Mohon tunggu...
Endro S Efendi
Endro S Efendi Mohon Tunggu... Penulis - Penulis, Trainer Teknologi Pikiran

Praktisi hipnoterapis klinis berbasis teknologi pikiran. Membantu klien pada aspek mental, emosi, dan pikiran. Aktif sebagai penulis, konten kreator, juga pembicara publik hingga tour leader Umroh Bareng Yuk. Blog pribadi www.endrosefendi.com. Youtube: @endrosefendi Instagram: @endrosefendi

Selanjutnya

Tutup

Humaniora Pilihan

Wiranto Ditusuk, Simpati atau Mengutuk?

11 Oktober 2019   09:41 Diperbarui: 11 Oktober 2019   11:44 344
+
Laporkan Konten
Laporkan Akun
Kompasiana adalah platform blog. Konten ini menjadi tanggung jawab bloger dan tidak mewakili pandangan redaksi Kompas.

Kejadian yang menimpa Menkopolhukam Wiranto tentu membuat manusia normal mengurut dada. Kenapa saya katakan manusia normal? Ya nyatanya banyak warga dari negara ber-flower ini yang justru tak punya simpati dan empati. Menganggap kejadian tersebut hanyalah mainan bahkan sandiwara.

Warga +62 ini memang selalu ada saja yang tidak mau melihat sebuah kebenaran secara nyata. Anggap saja ketika pengamanan terhadap Wiranto sangat ketat, pasti akan dikomentari. "Cuma menteri saja kok over acting, Sementara presiden ngga segitu amat."

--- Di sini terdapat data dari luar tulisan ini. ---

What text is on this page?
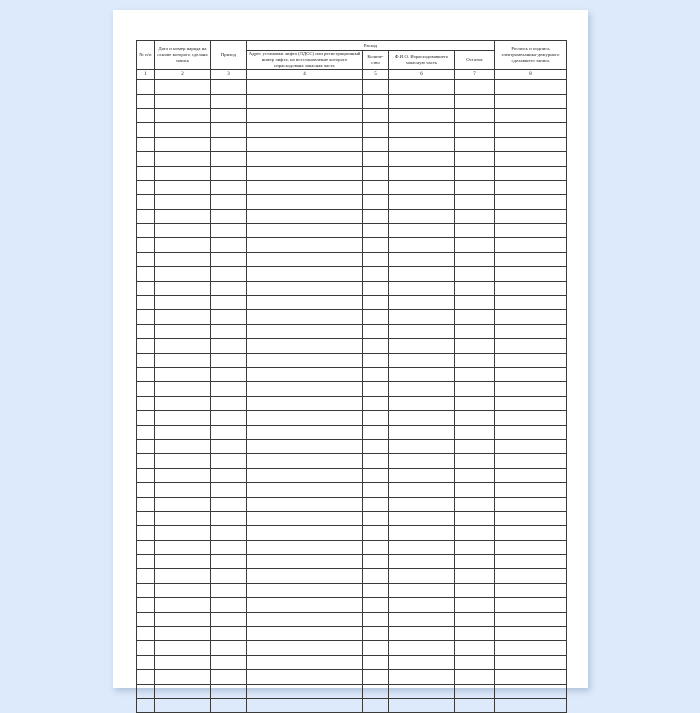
№ п/п	Дата и номер наряда на основе которого сделана запись	Приход	Расход				Роспись и подпись электромеханика-дежурного сделавшего запись
			Адрес установки лифта (ЛДСС) или регистрационный номер лифта, на восстановление которого израсходована запасная часть	Количе-ство	Ф.И.О. Израсходовавшего запасную часть	Остаток	
1	2	3	4	5	6	7	8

Begitu ada kejadian percobaan pembunuhan seperti di Pandeglang, komentarnya berbeda lagi. "Pengamanan untuk menteri terlalu longgar." Jadi pertanyannya, mau yang longgar atau ketat? Seolah tidak ada yang benar sama sekali.

Di balik kejadian yang menimpa Jenderal Wiranto tersebut, terbukti negara ini memang sudah sangat mengkhawatirkan. Perang di dunia maya sangatlah nyata dan memerlukan perhatian lebih serius. Apakah negara ini lemah? Tentu tidak. Tentara dan polisi negara ini sangat kuat. Persoalannya adalah, perang saat ini tidak terjadi di alam nyata. Perang di belantara maya sungguh lebih berbahaya.

Ketika setiap penduduk negara ini sudah memiliki telepon seluler, maka setiap warga dengan mudah bisa diberikan penanaman ideologi di pikiran bawah sadarnya. Dan itu tidak hanya berlaku untuk warga biasa. Aparat dengan pangkat yang mentereng pun bisa dengan mudah diberikan pemahaman ideologi yang mengancam negara ini.

Tengok saja di belantara maya, istri seorang oknum tentara dengan pangkat komandan wilayah di salah satu daerah di Tanah Air pun dengan santuy-nya berkomentar atas kasus Wiranto hingga seolah 'bersyukur' atas kejadian itu. Lalu, tidakkah wanita ini berpikir, bagaimana kalau suaminya yang jadi korban penusukan itu?

Lantas kenapa penanaman ideologi yang mengancam keutuhan negara ini mudah merasuk ke hampir seluruh sendiri kehidupan negara ini? Bahkan menerobos masuk ke level kementerian dan lembaga tinggi negara ini? Ya, media sosial yang ada di genggaman adalah pintu masuk yang sangat mudah.

Coba perhatikan, bahkan lihatlah diri sendiri. Berapa lama waktu yang digunakan saat memegang handphone. Mungkin dari 24 jam, hanya 4 sampai maksimal 8 jam tidak memegang telepon pintar. Sebab faktanya, mandi pun ada yang membawa handphone. Bahkan tidur pun ada yang masih dalam posisi memegang 'benda ajaib' itu.

Ketika mendalami ilmu teknologi pikiran di Adi W. Gunawan Institute of Mind Technology di Surabaya, saya pun mempelajari skala kedalaman pikiran bawah sadar dengan semua indikasinya. Sehingga bisa diketahui skala kedalaman pikiran sadar seseorang melalui ciri-ciri yang muncul.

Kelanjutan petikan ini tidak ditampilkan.